Gli evitamenti sono dei comportamenti che ognuno di noi mette in atto al fine di proteggersi da situazioni considerate temute. Essi possono verificarsi in contesti fisici o relazionali, e per ognuno di noi acquistano un significato unico che ha a che vedere con il modo che abbiamo di costruire la realtà.
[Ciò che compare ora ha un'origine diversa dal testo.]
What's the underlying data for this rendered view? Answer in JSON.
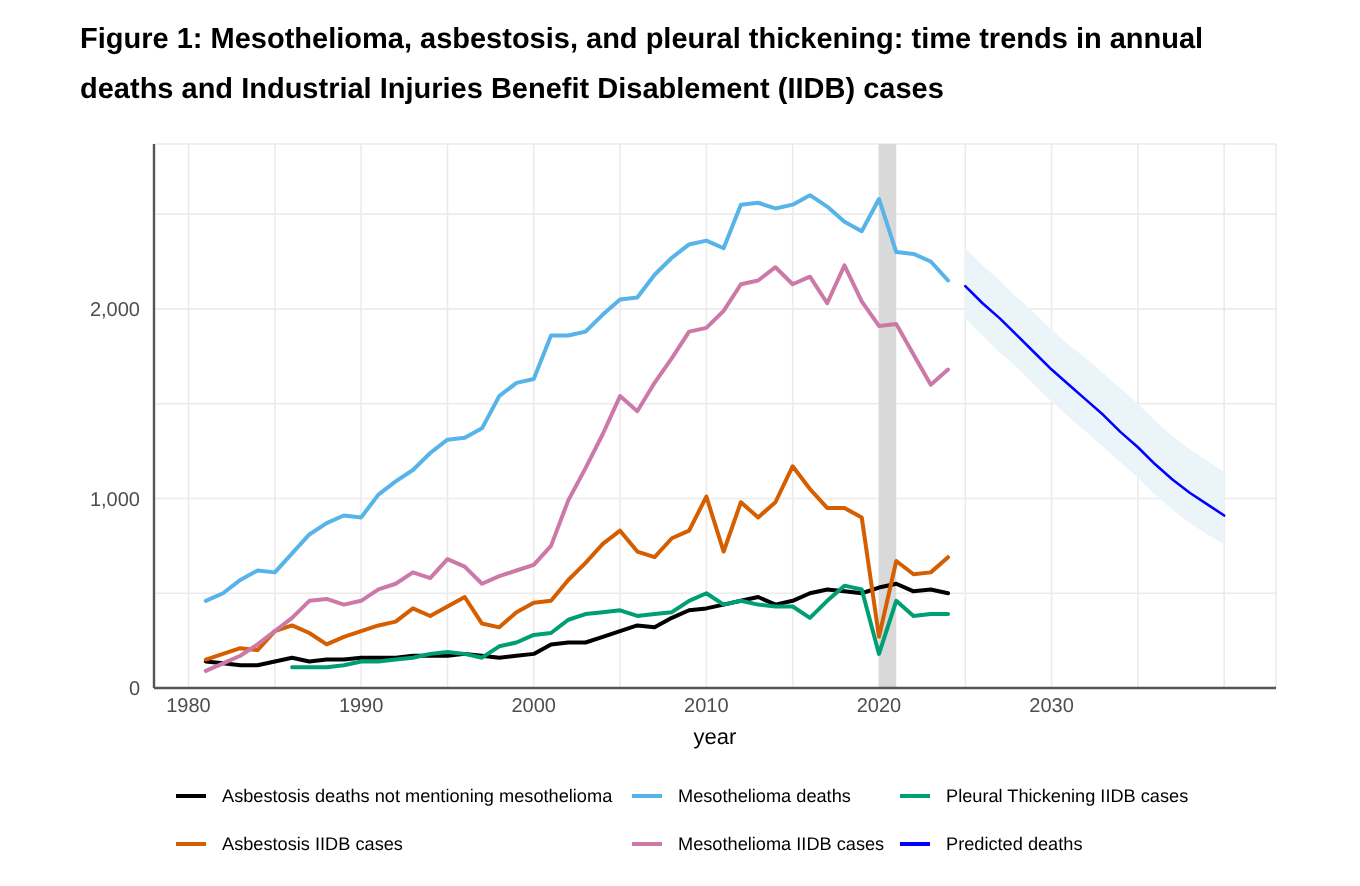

Possiamo evitare situazioni di esposizione, persone, comportamenti, legami o emozioni. La “fuga” rappresenta un comportamento di adattamento, che viene agito al fine di metterci al sicuro da ciò che consideriamo una minaccia. Questi comportamenti però, se protratti nel tempo, rischiano di influenzare in modo importante la nostra vita, privandoci della libertà di agire, di esplorare e di esprimere noi stessi per ciò che siamo. In questi casi infatti l’evitamento si trasforma in sofferenza, non ci sentiamo più liberi di compiere delle azioni semplici, come ad esempio guidare l’auto, salire le scale, chiamare una persona, stare da soli o trovarci in mezzo ad una folla. Con queste azioni cerchiamo di proteggerci da un’esperienza incontenibile e incontrollabile che può generare dei pensieri e delle emozioni molto dolorose. Gli evitanti possono riguardare sia eventi esterni (ampi spazi, folla, altezze, animali, persone, oggetti, film, ecc.) che interni (emozioni, pensieri, sensazioni, ecc.).
L’emozione di base che caratterizza questo nostra tendenza ad allontanarci da ciò che temiamo è appunto la paura. La distanza ci dà un’iniziale sensazione di sollievo, la paura si riduce così anche le tensioni corporee; ma questi effetti sono destinati a non durare a lungo e meno che non evitiamo sempre. Così si viene a creare un comportamento di costante evitamento, da un’iniziale sollievo si passa a un rafforzare l’oggetto/persone/emozione di un valore sempre più terrifico, con la conseguenza che ciò alimenta sia la disistima in noi stessi, perché ci percepiamo incapaci di affrontarla, sia il valore di pericolo di ciò che temiamo.
Questo tipo di condotta è presente in tanti tipi di problematiche, ma ha sempre un unico scopo, quello di controllare e gestire lo stato di malessere interno. Il lavoro psicoterapeutico consiste nel comprendere ed osservare il vero oggetto che porta alla fuga, per poi dare un senso a questa esperienza, arricchirla e accoglierla. Passare attraverso la nostra sofferenza sicuramente non è la cosa più semplice, ma la strada potrà portarci a nuove scoperte che ci apriranno a nuove consapevolezze ed ad un senso di maggiore libertà.